Juin 2006 - n°111
L’Unité de Biochimie Structurale de l’Institut Pasteur, lauréate du « Prix Georges, Jacques et Elias CANETTI »
L’Unité de Biochimie structurale de l’Institut
Pasteur (URA CNRS 2185), dirigée par le Pr Pedro ALZARI, travaille
activement à la recherche de nouvelles cibles thérapeutiques
contre la tuberculose. Elle s’est vu attribuer fin mars 2006 le «
Prix Georges, Jacques et Elias Canetti », à l’occasion
de la Journée Mondiale de la Tuberculose. Gros plan !

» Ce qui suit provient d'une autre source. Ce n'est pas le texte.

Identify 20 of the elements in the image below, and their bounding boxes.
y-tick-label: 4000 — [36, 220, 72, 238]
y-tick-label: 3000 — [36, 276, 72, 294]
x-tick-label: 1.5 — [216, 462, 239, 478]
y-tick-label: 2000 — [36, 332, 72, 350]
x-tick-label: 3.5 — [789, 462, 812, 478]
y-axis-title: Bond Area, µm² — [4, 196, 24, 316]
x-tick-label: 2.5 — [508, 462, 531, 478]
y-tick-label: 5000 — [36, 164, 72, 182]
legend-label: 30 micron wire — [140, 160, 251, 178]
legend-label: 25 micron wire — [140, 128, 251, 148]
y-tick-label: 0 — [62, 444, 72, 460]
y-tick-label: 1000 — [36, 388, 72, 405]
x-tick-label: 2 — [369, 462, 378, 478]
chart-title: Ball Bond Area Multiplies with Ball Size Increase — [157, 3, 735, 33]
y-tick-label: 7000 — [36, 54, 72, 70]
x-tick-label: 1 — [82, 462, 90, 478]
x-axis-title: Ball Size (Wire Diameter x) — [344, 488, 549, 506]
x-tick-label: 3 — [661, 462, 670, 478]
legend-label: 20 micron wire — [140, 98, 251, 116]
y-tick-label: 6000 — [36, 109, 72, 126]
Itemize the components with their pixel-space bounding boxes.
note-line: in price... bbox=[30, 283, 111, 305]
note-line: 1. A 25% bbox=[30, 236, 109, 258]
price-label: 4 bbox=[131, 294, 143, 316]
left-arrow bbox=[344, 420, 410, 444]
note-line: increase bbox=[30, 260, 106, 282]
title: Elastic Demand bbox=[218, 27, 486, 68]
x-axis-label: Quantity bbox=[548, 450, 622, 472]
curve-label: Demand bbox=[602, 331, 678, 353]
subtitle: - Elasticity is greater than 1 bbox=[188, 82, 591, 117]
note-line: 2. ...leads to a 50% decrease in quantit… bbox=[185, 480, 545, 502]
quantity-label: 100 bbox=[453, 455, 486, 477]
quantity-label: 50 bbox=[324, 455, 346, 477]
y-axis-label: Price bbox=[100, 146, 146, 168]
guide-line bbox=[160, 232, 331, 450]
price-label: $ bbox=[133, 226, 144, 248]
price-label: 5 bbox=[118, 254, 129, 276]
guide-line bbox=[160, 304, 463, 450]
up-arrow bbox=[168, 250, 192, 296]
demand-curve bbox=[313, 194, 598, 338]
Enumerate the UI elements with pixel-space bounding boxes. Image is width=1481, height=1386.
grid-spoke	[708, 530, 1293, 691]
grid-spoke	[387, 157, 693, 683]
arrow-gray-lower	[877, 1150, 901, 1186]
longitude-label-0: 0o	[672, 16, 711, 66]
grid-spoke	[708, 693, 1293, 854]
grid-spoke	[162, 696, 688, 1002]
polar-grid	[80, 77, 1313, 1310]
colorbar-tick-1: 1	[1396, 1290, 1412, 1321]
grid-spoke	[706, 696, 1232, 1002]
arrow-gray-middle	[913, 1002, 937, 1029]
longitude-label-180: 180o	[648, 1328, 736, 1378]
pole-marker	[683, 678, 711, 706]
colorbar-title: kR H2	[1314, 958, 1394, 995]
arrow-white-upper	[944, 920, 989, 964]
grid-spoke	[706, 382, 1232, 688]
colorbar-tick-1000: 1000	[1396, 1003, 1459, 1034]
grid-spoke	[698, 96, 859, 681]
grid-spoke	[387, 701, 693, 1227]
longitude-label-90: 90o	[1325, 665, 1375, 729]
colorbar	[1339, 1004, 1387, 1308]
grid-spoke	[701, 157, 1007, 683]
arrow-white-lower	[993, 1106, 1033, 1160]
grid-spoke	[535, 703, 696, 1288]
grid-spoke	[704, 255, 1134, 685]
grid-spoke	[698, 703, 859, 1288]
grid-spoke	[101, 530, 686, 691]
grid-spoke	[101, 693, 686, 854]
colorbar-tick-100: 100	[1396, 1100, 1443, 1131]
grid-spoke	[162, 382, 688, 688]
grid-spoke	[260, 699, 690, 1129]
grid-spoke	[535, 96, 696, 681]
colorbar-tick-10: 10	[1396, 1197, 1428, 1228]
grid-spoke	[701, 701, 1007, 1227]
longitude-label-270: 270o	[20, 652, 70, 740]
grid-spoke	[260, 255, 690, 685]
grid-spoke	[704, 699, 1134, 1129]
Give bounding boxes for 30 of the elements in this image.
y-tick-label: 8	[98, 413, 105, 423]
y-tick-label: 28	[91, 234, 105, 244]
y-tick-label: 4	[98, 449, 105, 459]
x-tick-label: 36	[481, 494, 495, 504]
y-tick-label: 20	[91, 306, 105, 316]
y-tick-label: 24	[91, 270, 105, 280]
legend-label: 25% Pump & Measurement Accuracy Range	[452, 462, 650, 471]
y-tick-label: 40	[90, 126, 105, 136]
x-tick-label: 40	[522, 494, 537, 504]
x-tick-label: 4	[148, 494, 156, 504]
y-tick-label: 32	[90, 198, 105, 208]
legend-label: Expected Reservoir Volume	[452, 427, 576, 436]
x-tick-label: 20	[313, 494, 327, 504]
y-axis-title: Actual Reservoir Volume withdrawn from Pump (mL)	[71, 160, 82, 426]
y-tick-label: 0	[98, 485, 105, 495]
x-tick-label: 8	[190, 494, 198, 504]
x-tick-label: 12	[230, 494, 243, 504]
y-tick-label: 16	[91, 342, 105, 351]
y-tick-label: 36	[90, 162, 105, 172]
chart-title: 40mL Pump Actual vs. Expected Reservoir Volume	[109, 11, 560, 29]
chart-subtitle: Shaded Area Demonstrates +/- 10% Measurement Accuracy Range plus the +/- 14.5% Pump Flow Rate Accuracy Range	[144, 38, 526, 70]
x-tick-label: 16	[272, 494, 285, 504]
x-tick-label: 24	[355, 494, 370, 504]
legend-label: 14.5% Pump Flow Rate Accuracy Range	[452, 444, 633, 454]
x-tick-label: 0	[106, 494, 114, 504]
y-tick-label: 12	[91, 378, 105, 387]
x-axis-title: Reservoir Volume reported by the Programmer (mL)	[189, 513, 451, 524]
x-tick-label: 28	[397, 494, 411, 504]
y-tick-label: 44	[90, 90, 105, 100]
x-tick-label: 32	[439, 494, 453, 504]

Le « Prix Georges, Jacques et Elias Canetti
»
Remis pour la première fois cette année, le « Prix Georges,
Jacques et Elias Canetti » soutiendra pendant cinq ans les efforts de
chercheurs pasteuriens dans le domaine de la tuberculose. Ce Prix, fruit de
la donation à l’Institut Pasteur des correspondances entre Georges,
Elias et Véza CANETTI entre 1937 et 1952, a été créé
en hommage aux travaux du Professeur Georges CANETTI et en souvenir du destin
exceptionnel des trois frères, chacun ayant à leur manière
marqué le 20ème siècle par leur apport à la littérature,
la culture et à la science.
Né en 1911 en Bulgarie, et après avoir vécu en Grande-Bretagne,
en Allemagne et en Suisse, Georges CANETTI a débuté sa médecine
à Vienne, puis est venu s’installer en France en 1931 pour entrer
à l’Institut Pasteur cinq ans plus tard. Dès lors, il
gravit au sein de l’Institut tous les échelons, jusqu’à
celui de professeur et vice-président du conseil d’administration.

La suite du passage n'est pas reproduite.